As reliable as legitimised gluttony and a jolly fat man, year end also brings with it the usual slew of lists, reviewing the music that filled our ear holes over the past twelve months. I'm sure there's a more inventive way to do this (with a snarky glance at everyone else counting down their best of's, no doubt) but, truth is, there's a certain amount of sadistic fun to be had in agonising over what to include and what to boot come December time.
My personal take on this musical year is a mixed bag; some established greats pushing their form to new heights, others falling short of the mark by seeming to tread water. Then there are the new faces. Plenty of unknown artists surfaced in my inbox with great albums this year, boding well for the digital emancipation of musicians from the traditional major label manufacturing line.
So kicking off with albums over the next three days, the soundtrack of 2010 here at Heavier ~ Than ~ Air....
30. Sleigh Bells - Treats
29. Yeasayer - Odd Blood
From the psychedelic promo video for Ambling Alp to the artwork and music itself, the previously only slightly progressive Brooklyn indie group certainly made a sharp stylistic right hander with this one. Despite some missteps and copious genre-hopping, Odd Blood ends up being one of the most enjoyably eccentric indie listens of recent years.
28. She & Him - Vol. II
Released right on the cusp of spring turning into summer, Zooey Deschanel and M. Ward timed the brightly shining indie-pop of Volume 2 perfectly. Listening to it seemed to will the sun from behind the clouds, with easy on the ear melodies breezing by and catchy choruses playing over in the mind long after the record has stopped spinning.
Few bands capture the essence of their environment so effectively and consistently as these Alaskans. Starker and more bleak than ever before, the hostile metallic hardcore is tinged with slivers of hope and beauty, developing once again their impressive discography.

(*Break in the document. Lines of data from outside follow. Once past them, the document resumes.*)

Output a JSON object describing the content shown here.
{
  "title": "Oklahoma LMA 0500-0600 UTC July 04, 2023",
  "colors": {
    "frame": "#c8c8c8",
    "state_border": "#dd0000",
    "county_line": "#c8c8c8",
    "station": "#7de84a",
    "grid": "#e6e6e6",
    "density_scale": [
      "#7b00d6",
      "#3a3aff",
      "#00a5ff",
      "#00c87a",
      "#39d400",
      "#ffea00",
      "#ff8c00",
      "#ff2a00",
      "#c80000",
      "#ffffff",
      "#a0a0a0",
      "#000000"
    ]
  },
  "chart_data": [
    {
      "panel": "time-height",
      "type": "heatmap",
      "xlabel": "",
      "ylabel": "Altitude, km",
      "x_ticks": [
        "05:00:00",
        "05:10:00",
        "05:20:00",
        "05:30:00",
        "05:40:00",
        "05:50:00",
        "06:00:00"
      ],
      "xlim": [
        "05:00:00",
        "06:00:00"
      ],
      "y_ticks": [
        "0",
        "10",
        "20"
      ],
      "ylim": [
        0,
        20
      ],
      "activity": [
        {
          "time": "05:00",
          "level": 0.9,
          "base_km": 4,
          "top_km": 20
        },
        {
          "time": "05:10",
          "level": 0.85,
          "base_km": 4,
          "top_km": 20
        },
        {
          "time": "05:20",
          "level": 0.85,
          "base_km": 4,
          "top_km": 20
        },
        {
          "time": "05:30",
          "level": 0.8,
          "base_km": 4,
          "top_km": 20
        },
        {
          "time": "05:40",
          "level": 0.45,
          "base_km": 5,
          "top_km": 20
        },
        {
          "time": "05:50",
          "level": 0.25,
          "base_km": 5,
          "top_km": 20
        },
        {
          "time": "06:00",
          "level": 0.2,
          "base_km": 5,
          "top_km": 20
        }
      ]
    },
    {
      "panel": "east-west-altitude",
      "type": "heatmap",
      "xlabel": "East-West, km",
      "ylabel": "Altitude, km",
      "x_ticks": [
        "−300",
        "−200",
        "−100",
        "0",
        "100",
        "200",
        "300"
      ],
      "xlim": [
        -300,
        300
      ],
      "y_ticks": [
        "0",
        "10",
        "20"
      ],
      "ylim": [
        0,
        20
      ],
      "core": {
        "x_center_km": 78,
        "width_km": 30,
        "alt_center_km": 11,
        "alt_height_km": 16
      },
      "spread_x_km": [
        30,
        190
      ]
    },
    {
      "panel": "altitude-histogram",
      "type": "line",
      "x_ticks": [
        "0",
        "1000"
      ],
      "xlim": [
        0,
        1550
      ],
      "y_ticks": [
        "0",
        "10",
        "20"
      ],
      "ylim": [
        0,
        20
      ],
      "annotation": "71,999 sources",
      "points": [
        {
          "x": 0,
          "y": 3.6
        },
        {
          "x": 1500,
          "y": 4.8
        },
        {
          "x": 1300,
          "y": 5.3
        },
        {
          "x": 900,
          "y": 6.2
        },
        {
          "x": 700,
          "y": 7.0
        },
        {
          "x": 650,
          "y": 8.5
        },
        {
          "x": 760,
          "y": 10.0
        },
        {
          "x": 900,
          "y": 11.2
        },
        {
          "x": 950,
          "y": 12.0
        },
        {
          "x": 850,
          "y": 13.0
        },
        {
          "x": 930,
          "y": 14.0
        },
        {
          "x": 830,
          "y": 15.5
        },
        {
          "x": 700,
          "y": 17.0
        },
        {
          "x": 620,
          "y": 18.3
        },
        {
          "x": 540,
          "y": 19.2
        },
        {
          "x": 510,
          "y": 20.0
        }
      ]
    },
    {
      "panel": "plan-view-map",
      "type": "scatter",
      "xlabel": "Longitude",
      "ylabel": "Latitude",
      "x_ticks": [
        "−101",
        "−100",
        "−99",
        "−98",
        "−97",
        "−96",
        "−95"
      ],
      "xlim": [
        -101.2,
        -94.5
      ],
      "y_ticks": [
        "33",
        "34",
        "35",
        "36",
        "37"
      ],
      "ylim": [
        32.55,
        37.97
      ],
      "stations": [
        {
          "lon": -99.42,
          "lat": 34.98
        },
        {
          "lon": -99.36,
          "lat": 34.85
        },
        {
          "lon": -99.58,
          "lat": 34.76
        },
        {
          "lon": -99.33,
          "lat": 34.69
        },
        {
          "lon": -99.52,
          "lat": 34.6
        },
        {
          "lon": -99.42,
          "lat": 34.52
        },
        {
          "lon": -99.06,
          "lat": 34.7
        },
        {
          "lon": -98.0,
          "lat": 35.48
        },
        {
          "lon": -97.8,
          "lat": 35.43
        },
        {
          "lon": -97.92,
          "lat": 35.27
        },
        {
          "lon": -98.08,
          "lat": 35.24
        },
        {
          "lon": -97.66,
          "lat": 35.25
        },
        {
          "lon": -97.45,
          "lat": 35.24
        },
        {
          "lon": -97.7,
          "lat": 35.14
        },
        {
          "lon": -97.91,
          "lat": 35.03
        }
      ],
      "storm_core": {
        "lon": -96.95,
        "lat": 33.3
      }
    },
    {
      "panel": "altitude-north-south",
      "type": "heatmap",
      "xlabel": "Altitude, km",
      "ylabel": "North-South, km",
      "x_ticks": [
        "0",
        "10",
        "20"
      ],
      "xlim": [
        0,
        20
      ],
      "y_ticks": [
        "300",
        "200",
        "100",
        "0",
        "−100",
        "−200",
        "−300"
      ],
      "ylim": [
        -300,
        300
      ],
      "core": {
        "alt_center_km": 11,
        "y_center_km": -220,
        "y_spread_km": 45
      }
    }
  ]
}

STREAM: Collisions & Castaways at Tunelab
26. Azure Ray - Drawing Down The Moon
Returning after several years away, Orenda Fink and Maria Taylor combine once again on this quietly elegant record. The subtly potent harmonies of the singers inquire and guide in equal measure, reaching few conclusions but placing a reassuring hand on your shoulder that somehow makes everything alright.
25. Spoon - Transference
As one of 2010's first highly anticipated releases, Transference had to satisfy an indie-rock world ready to dig into the new decade after noughties review overload. Melding the many facets of previous Spoon records into one cohesive, enigmatic whole, it provided more than enough musical nooks and crannies to excitedly explore.

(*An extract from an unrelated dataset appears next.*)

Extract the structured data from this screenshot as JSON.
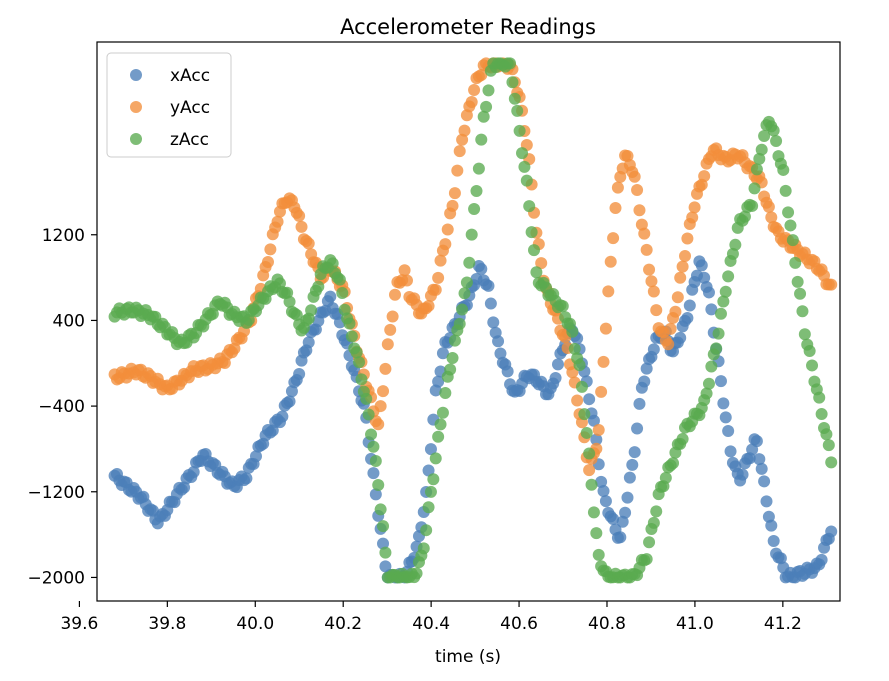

MP3: Spoon - Mystery Zone (Demo)
24. The Dillinger Escape Plan -
After skirting the edges of accessibility with last album Ire Works, Dillinger's new album fears no territory, knows no boundaries. Though less immediately engaging than its predecessor, Option Paralysis displays all the tightly-wound fury and musical experimentation for which the band are now renowned. Increasingly exhilarating with each spin, this is hands down one of the most adventurous listens of 2010.
23. Bad Books - Bad Books
Adding Kevin Devine to Manchester Orchestra might seem like a no-brainer but it took long time singing mates Andy Hull and Devine a few years to actually make it happen. Switching between contemplative acoustic numbers and catchy upbeat rockers, the results are exciting enough to hope that Bad Books is more than a one-off endeavour. Not to mention offering up one of the most most enormous hooks of the year in Holding Down The Laughter.

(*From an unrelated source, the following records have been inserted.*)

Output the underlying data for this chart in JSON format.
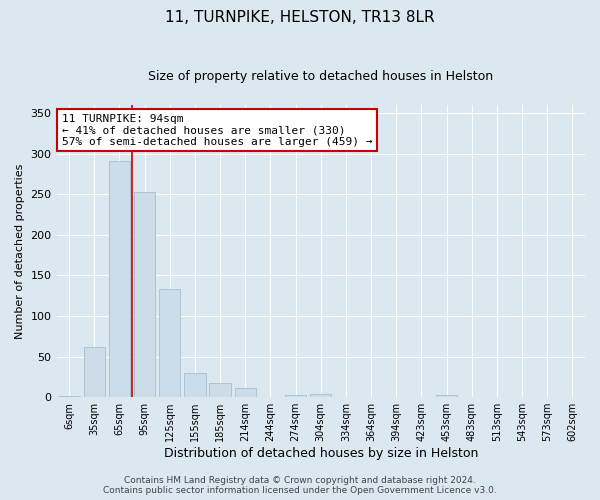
{
  "title": "11, TURNPIKE, HELSTON, TR13 8LR",
  "subtitle": "Size of property relative to detached houses in Helston",
  "xlabel": "Distribution of detached houses by size in Helston",
  "ylabel": "Number of detached properties",
  "bar_labels": [
    "6sqm",
    "35sqm",
    "65sqm",
    "95sqm",
    "125sqm",
    "155sqm",
    "185sqm",
    "214sqm",
    "244sqm",
    "274sqm",
    "304sqm",
    "334sqm",
    "364sqm",
    "394sqm",
    "423sqm",
    "453sqm",
    "483sqm",
    "513sqm",
    "543sqm",
    "573sqm",
    "602sqm"
  ],
  "bar_values": [
    2,
    62,
    291,
    253,
    133,
    30,
    18,
    11,
    0,
    3,
    4,
    0,
    0,
    0,
    0,
    3,
    0,
    0,
    0,
    0,
    0
  ],
  "bar_color": "#ccdce8",
  "bar_edgecolor": "#a8c0d4",
  "vline_index": 2.5,
  "vline_color": "#cc0000",
  "ylim": [
    0,
    360
  ],
  "yticks": [
    0,
    50,
    100,
    150,
    200,
    250,
    300,
    350
  ],
  "annotation_text": "11 TURNPIKE: 94sqm\n← 41% of detached houses are smaller (330)\n57% of semi-detached houses are larger (459) →",
  "annotation_box_facecolor": "#ffffff",
  "annotation_box_edgecolor": "#cc0000",
  "footer_line1": "Contains HM Land Registry data © Crown copyright and database right 2024.",
  "footer_line2": "Contains public sector information licensed under the Open Government Licence v3.0.",
  "background_color": "#dce8f0",
  "plot_background_color": "#dce8f0",
  "title_fontsize": 11,
  "subtitle_fontsize": 9,
  "ylabel_fontsize": 8,
  "xlabel_fontsize": 9,
  "tick_fontsize": 7,
  "annotation_fontsize": 8,
  "footer_fontsize": 6.5
}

22. Black Tusk - Taste The Sin
Summoning fellow Georgians Baroness in both their artwork and driving riffs, the similarities end there as Black Tusk eschew any inclination towards accessibility. Instead they channel all their energy into brutal rhythms and outright aggression, resulting in by far the most unashamedly violent record you will see in this or any other countdown of 2010.
21. Arcade Fire - The Suburbs
Of course Arcade Fire were already established as kings (and queens) of the indie world, after almost a decade of releasing critically adored albums. The Suburbs seems to be raising the band to the next level again, with sold out shows at Madison Square Garden, #1 spots around the world, and major award nominations continuing to pop up. An ambitious, grand album that beautifully captures the influences from which it springs.